WASHINGTON -Canadian Prime Minister Justin Trudeau returned to Ottawa on Friday after failing to convince U.S. President Joe Biden to scrap proposed electric-vehicle tax credits that would favor American-based manufacturers, but said he would keep seeking a solution.

Democrats in the U.S. House of Representatives on Friday passed the $1.75 trillion domestic investment bill that includes the tax credits, sending it to the Senate where negotiations will continue.

Canada fears the credits will undermine its own efforts to produce electric vehicles (EVs) in Ontario - the country's industrial heartland - where General Motors Co, Ford Motor Co and Stellantis NV already assemble cars and trucks and plan a pivot to electric.

"The Americans are very aware of Canada's position on this, and our concerns around it, and quite frankly, the threats it poses to over 50 years of integrated automaking in our two countries," Trudeau told reporters late on Thursday after meeting Biden at the White House.

"There are a number of ways to look at solving this," Trudeau said without elaborating, adding that Canada would continue to push to "find solutions".

Trudeau - who was in Washington to attend the first meeting between the leaders of the United States, Canada and Mexico in five years - also met with Congressional leaders.

On Friday, Brian Nichols, the U.S. Assistant Secretary of State for Western Hemisphere Affairs, kept the door open to a compromise.

"Obviously we have some differences of opinion on these issues," he said. "But we have a great relationship... and we're going to work through all the issues that we have."

The tax credit issue was the first Trudeau brought up in his one-on-one meeting with Biden on Thursday, a government source said, and Canadian Finance Minister Chrystia Freeland on Wednesday warned the tax credits risk becoming the dominant bilateral issue between the two countries.

Canada says they would violate rules of the new North American trade treat, or USMCA (United States-Mexico-Canada Agreement).
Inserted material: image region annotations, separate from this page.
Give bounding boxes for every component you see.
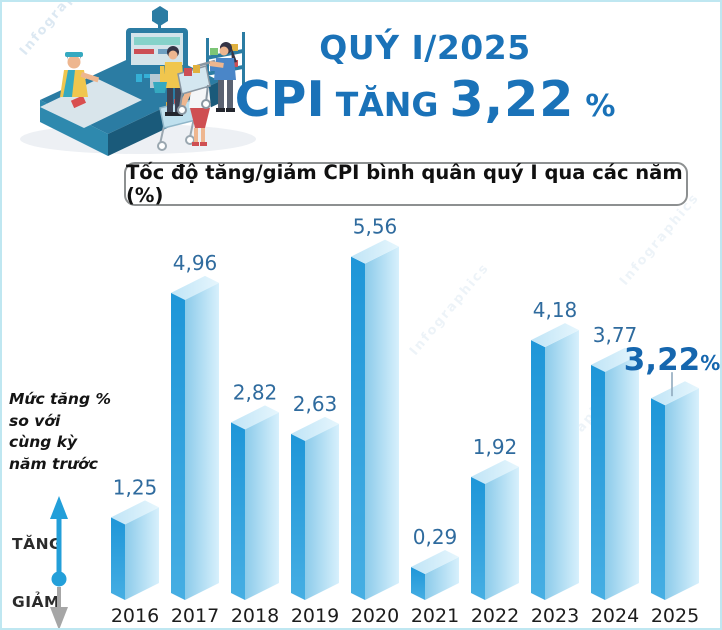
cpi-unit: % [585,89,616,124]
bar-value-label: 2,82 [233,380,278,404]
bar-2024: 3,77 2024 [591,323,639,627]
bar-2021: 0,29 2021 [411,525,459,627]
up-down-arrow-icon [50,496,68,628]
bar-value-label: 3,77 [593,323,638,347]
trolley-cart [177,59,216,115]
bar-2017: 4,96 2017 [171,251,219,627]
x-axis-label: 2016 [111,605,159,627]
bar-value-label: 2,63 [293,392,338,416]
cpi-label: CPI [234,71,325,128]
decrease-label: GIẢM [12,593,60,611]
chart-title: Tốc độ tăng/giảm CPI bình quân quý I qua… [126,161,683,207]
x-axis-label: 2024 [591,605,639,627]
bar-value-label: 1,92 [473,435,518,459]
bar-2023: 4,18 2023 [531,298,579,627]
bar-value-label: 0,29 [413,525,458,549]
x-axis-label: 2019 [291,605,339,627]
customer-trolley-woman-figure [209,42,237,112]
y-axis-note-line: năm trước [9,455,98,474]
x-axis-label: 2022 [471,605,519,627]
bar-value-label: 4,96 [173,251,218,275]
bar-2025: 3,22% 2025 [624,342,721,627]
x-axis-label: 2021 [411,605,459,627]
y-axis-note: Mức tăng % so với cùng kỳ năm trước [9,389,113,476]
increase-label: TĂNG [12,535,63,553]
cashier-figure [60,52,100,97]
cpi-verb: TĂNG [335,85,439,124]
x-axis-label: 2023 [531,605,579,627]
checkout-illustration [20,6,256,156]
bar-value-label: 1,25 [113,475,158,499]
bar-2019: 2,63 2019 [291,392,339,627]
bar-2018: 2,82 2018 [231,380,279,627]
y-axis-note-line: cùng kỳ [9,433,78,452]
x-axis-label: 2020 [351,605,399,627]
bar-2020: 5,56 2020 [351,215,399,627]
header: QUÝ I/2025 CPI TĂNG 3,22 % [142,28,708,128]
y-axis-note-line: Mức tăng % [9,390,111,408]
cpi-value: 3,22 [449,71,575,128]
bar-2016: 1,25 2016 [111,475,159,627]
bar-value-label: 4,18 [533,298,578,322]
bar-2022: 1,92 2022 [471,435,519,627]
chart-title-box: Tốc độ tăng/giảm CPI bình quân quý I qua… [124,161,688,207]
bar-value-label-highlight: 3,22% [624,342,721,378]
bar-value-label: 5,56 [353,215,398,239]
x-axis-label: 2018 [231,605,279,627]
cpi-headline: CPI TĂNG 3,22 % [142,71,708,128]
quarter-title: QUÝ I/2025 [319,28,531,67]
x-axis-label: 2017 [171,605,219,627]
x-axis-label: 2025 [651,605,699,627]
y-axis-note-line: so với [9,411,61,430]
The White House insisted on Thursday that they do not. Canada has indicated it would respond if the tax credits are passed.

Trudeau said he discussed other contentious issues with Biden, such as his "Buy American" provisions and Michigan's push to shut down Enbridge Inc's Line 5 oil pipeline, but found no solutions.

There was "no definitive win for Canada," said the Canadian Chamber of Commerce, and the Conservative Party opposition said the failure showed "Canada's relationship with the United States has declined under Mr. Trudeau".

Trudeau had a rocky relationship with former President Donald Trump, who once called him "dishonest and weak", and he was the first world leaders to congratulate Biden after he was declared the winner of the 2020 election.

But Biden canceled an oil pipeline from Canada to the U.S. that Trudeau supported on his first day in office, and Washington has announced plans to double duties on imports of Canadian lumber and requested a dispute panel on Canada's dairy import quotas.